Biene&Blume

Zuhören erweitert den Horizont

Wer kennt solche Situationen nicht. In Diskussionen mit Freunden oder Kolleginnen, bei Beziehungsstreitigkeiten, aber auch wenn man oder frau mit sich selbst um eine Entscheidung ringt, oft entsteht schlechte Stimmung oder Streit, weil beide Seiten recht haben und nicht nachgeben wollen.

Nahezu allen Entscheidungen und Problemlösungen geht ein Kommunikationsprozess voraus, egal ob es sich um zwei, um mehrere oder den gedanklichen Prozess nur einer Person handelt.

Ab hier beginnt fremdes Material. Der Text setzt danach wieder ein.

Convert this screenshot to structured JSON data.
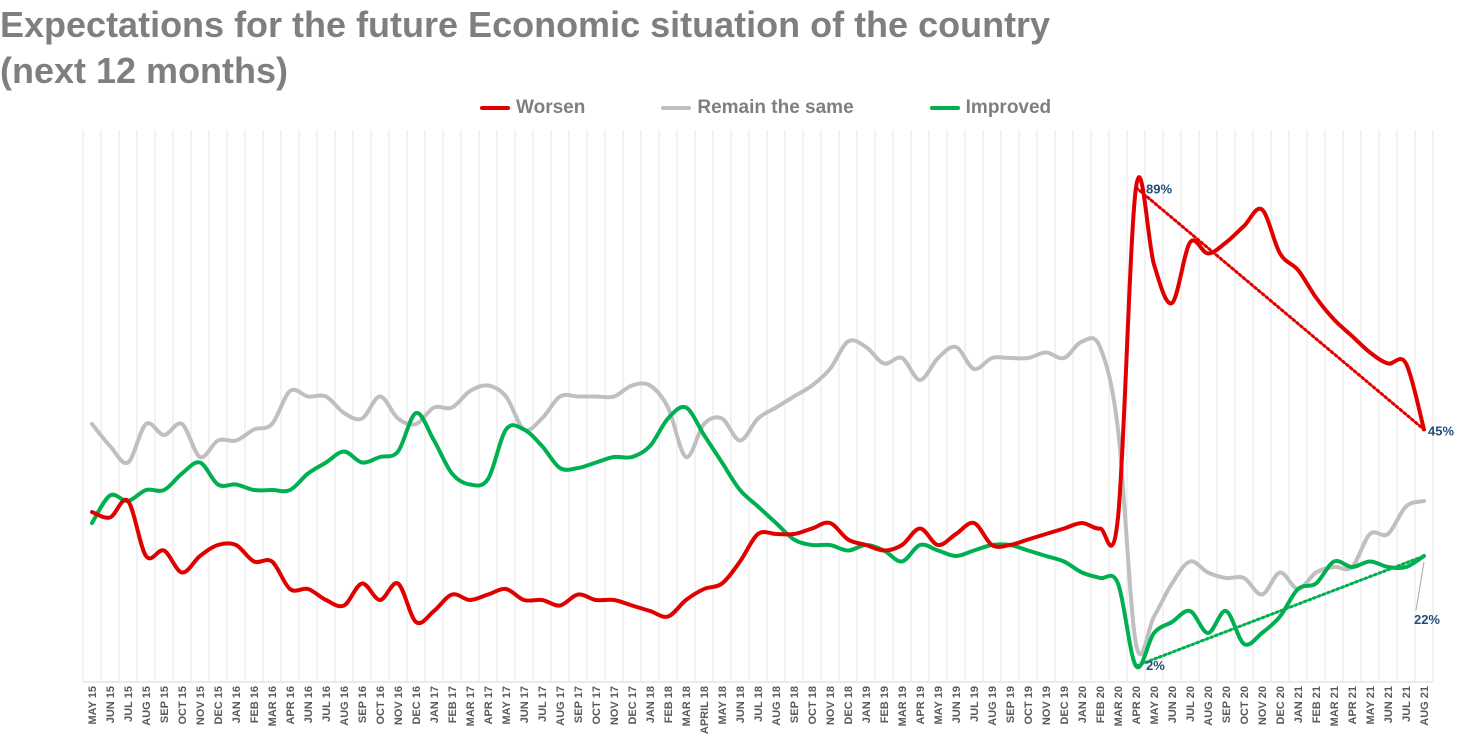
{
  "chart_data": {
    "type": "line",
    "title_lines": [
      "Expectations for the future Economic situation of the country",
      "(next 12 months)"
    ],
    "legend_position": "top-center",
    "grid": {
      "vertical": true,
      "horizontal": false
    },
    "ylim": [
      0,
      100
    ],
    "x": [
      "MAY 15",
      "JUN 15",
      "JUL 15",
      "AUG 15",
      "SEP 15",
      "OCT 15",
      "NOV 15",
      "DEC 15",
      "JAN 16",
      "FEB 16",
      "MAR 16",
      "APR 16",
      "JUN 16",
      "JUL 16",
      "AUG 16",
      "SEP 16",
      "OCT 16",
      "NOV 16",
      "DEC 16",
      "JAN 17",
      "FEB 17",
      "MAR 17",
      "APR 17",
      "MAY 17",
      "JUN 17",
      "JUL 17",
      "AUG 17",
      "SEP 17",
      "OCT 17",
      "NOV 17",
      "DEC 17",
      "JAN 18",
      "FEB 18",
      "MAR 18",
      "APRIL 18",
      "MAY 18",
      "JUN 18",
      "JUL 18",
      "AUG 18",
      "SEP 18",
      "OCT 18",
      "NOV 18",
      "DEC 18",
      "JAN 19",
      "FEB 19",
      "MAR 19",
      "APR 19",
      "MAY 19",
      "JUN 19",
      "JUL 19",
      "AUG 19",
      "SEP 19",
      "OCT 19",
      "NOV 19",
      "DEC 19",
      "JAN 20",
      "FEB 20",
      "MAR 20",
      "APR 20",
      "MAY 20",
      "JUN 20",
      "JUL 20",
      "AUG 20",
      "SEP 20",
      "OCT 20",
      "NOV 20",
      "DEC 20",
      "JAN 21",
      "FEB 21",
      "MAR 21",
      "APR 21",
      "MAY 21",
      "JUN 21",
      "JUL 21",
      "AUG 21"
    ],
    "series": [
      {
        "name": "Worsen",
        "color": "#e00000",
        "values": [
          30,
          29,
          32,
          22,
          23,
          19,
          22,
          24,
          24,
          21,
          21,
          16,
          16,
          14,
          13,
          17,
          14,
          17,
          10,
          12,
          15,
          14,
          15,
          16,
          14,
          14,
          13,
          15,
          14,
          14,
          13,
          12,
          11,
          14,
          16,
          17,
          21,
          26,
          26,
          26,
          27,
          28,
          25,
          24,
          23,
          24,
          27,
          24,
          26,
          28,
          24,
          24,
          25,
          26,
          27,
          28,
          27,
          29,
          89,
          75,
          68,
          79,
          77,
          79,
          82,
          85,
          77,
          74,
          69,
          65,
          62,
          59,
          57,
          57,
          45
        ],
        "labels": [
          {
            "index": 58,
            "text": "89%"
          },
          {
            "index": 74,
            "text": "45%"
          }
        ],
        "trendline": {
          "from_index": 58,
          "to_index": 74
        }
      },
      {
        "name": "Remain the same",
        "color": "#bfbfbf",
        "values": [
          46,
          42,
          39,
          46,
          44,
          46,
          40,
          43,
          43,
          45,
          46,
          52,
          51,
          51,
          48,
          47,
          51,
          47,
          46,
          49,
          49,
          52,
          53,
          51,
          45,
          47,
          51,
          51,
          51,
          51,
          53,
          53,
          49,
          40,
          46,
          47,
          43,
          47,
          49,
          51,
          53,
          56,
          61,
          60,
          57,
          58,
          54,
          58,
          60,
          56,
          58,
          58,
          58,
          59,
          58,
          61,
          60,
          45,
          6,
          11,
          17,
          21,
          19,
          18,
          18,
          15,
          19,
          16,
          19,
          20,
          20,
          26,
          26,
          31,
          32
        ],
        "labels": []
      },
      {
        "name": "Improved",
        "color": "#00b050",
        "values": [
          28,
          33,
          32,
          34,
          34,
          37,
          39,
          35,
          35,
          34,
          34,
          34,
          37,
          39,
          41,
          39,
          40,
          41,
          48,
          43,
          37,
          35,
          36,
          45,
          45,
          42,
          38,
          38,
          39,
          40,
          40,
          42,
          47,
          49,
          44,
          39,
          34,
          31,
          28,
          25,
          24,
          24,
          23,
          24,
          23,
          21,
          24,
          23,
          22,
          23,
          24,
          24,
          23,
          22,
          21,
          19,
          18,
          17,
          2,
          8,
          10,
          12,
          8,
          12,
          6,
          8,
          11,
          16,
          17,
          21,
          20,
          21,
          20,
          20,
          22
        ],
        "labels": [
          {
            "index": 58,
            "text": "2%"
          },
          {
            "index": 74,
            "text": "22%"
          }
        ],
        "trendline": {
          "from_index": 58,
          "to_index": 74
        }
      }
    ]
  }
}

Meistens konkurrieren verschiedene Positionen oder Möglichkeiten miteinander und nur eine kann „gewinnen“, bestenfalls wird ein Kompromiss geschlossen, bei dem nur Teilaspekte jeder Position berücksichtigt werden. Das führt notgedrungen zu Kämpfen, Frust, Verhärtungen und zum Zurückhalten von Informationen aus taktischen Gründen. Und nicht selten treffen sich die „Kontrahenten“ im Gerichtssaal wieder oder es wird in den Krieg gezogen, in den kalten oder in den heißen.

 

In dieser Rubrik werden wir einige der in den letzten Jahrzehnten entwickelten (r)evolutionären Kommunikationsmethoden bzw. -haltungen vorstellen, die alle einen wesentlichen Aspekt gemeinsam haben. Sie erleichtern den Gesprächspartnern über die Ich-Perspektive hinauszuwachsen und dadurch einander wirklich zuzuhören und zu verstehen. Dadurch kann sich das dualistische Denken („entweder du hast recht oder ich, eine 3. Möglichkeit gibt es nicht“) zu Gunsten eines „sowohl als auch“ wandeln. Die Frage ist nicht, wer Recht hat, sondern wie die Bedürfnisse aller Parteien Berücksichtigung finden und wie gerade durch die Betrachtung aller Meinungen die bestmögliche Entscheidung getroffen werden kann.

 

Die Frage ist nicht, wer Recht hat, sondern wie die Bedürfnisse aller Parteien Berücksichtigung finden … 

 

Unter anderem werden wir uns hier der „Gewaltfreien Kommunikation“ nach Marshall Rosenberg, dem Gemeinschaftsbildungsprozess nach M. Scott Peck („Wir-Prozess“), dem „Dialog“ im Geiste David Bohms, den „Denkhüten“ von Edward de Bono und der „Theorie U“ von C. Otto Scharmer widmen.
Um den Schritt in die Praxis zu erleichtern, werden wir Termine von Seminaren und Kursen zu diesem Thema im Veranstaltungskalender des Magazins veröffentlichen.

 

Bei dem oben genannten Hinauswachsen über die Ich-Perspektive geht es nicht um eine Ablehnung dieser oder um ein ängstliches Zurückweichen vor der eigenen Position, sondern im Gegenteil zunächst einmal um ein souveränes Anerkennen der eigenen Perspektive. Denn erst das ermöglicht anzuerkennen, dass jeder andere und jede andere ebenso eine eigene Perspektive hat und dass jede Perspektive notgedrungen nur die Sicht auf einen Teil des betreffenden Sachverhalts ermöglicht.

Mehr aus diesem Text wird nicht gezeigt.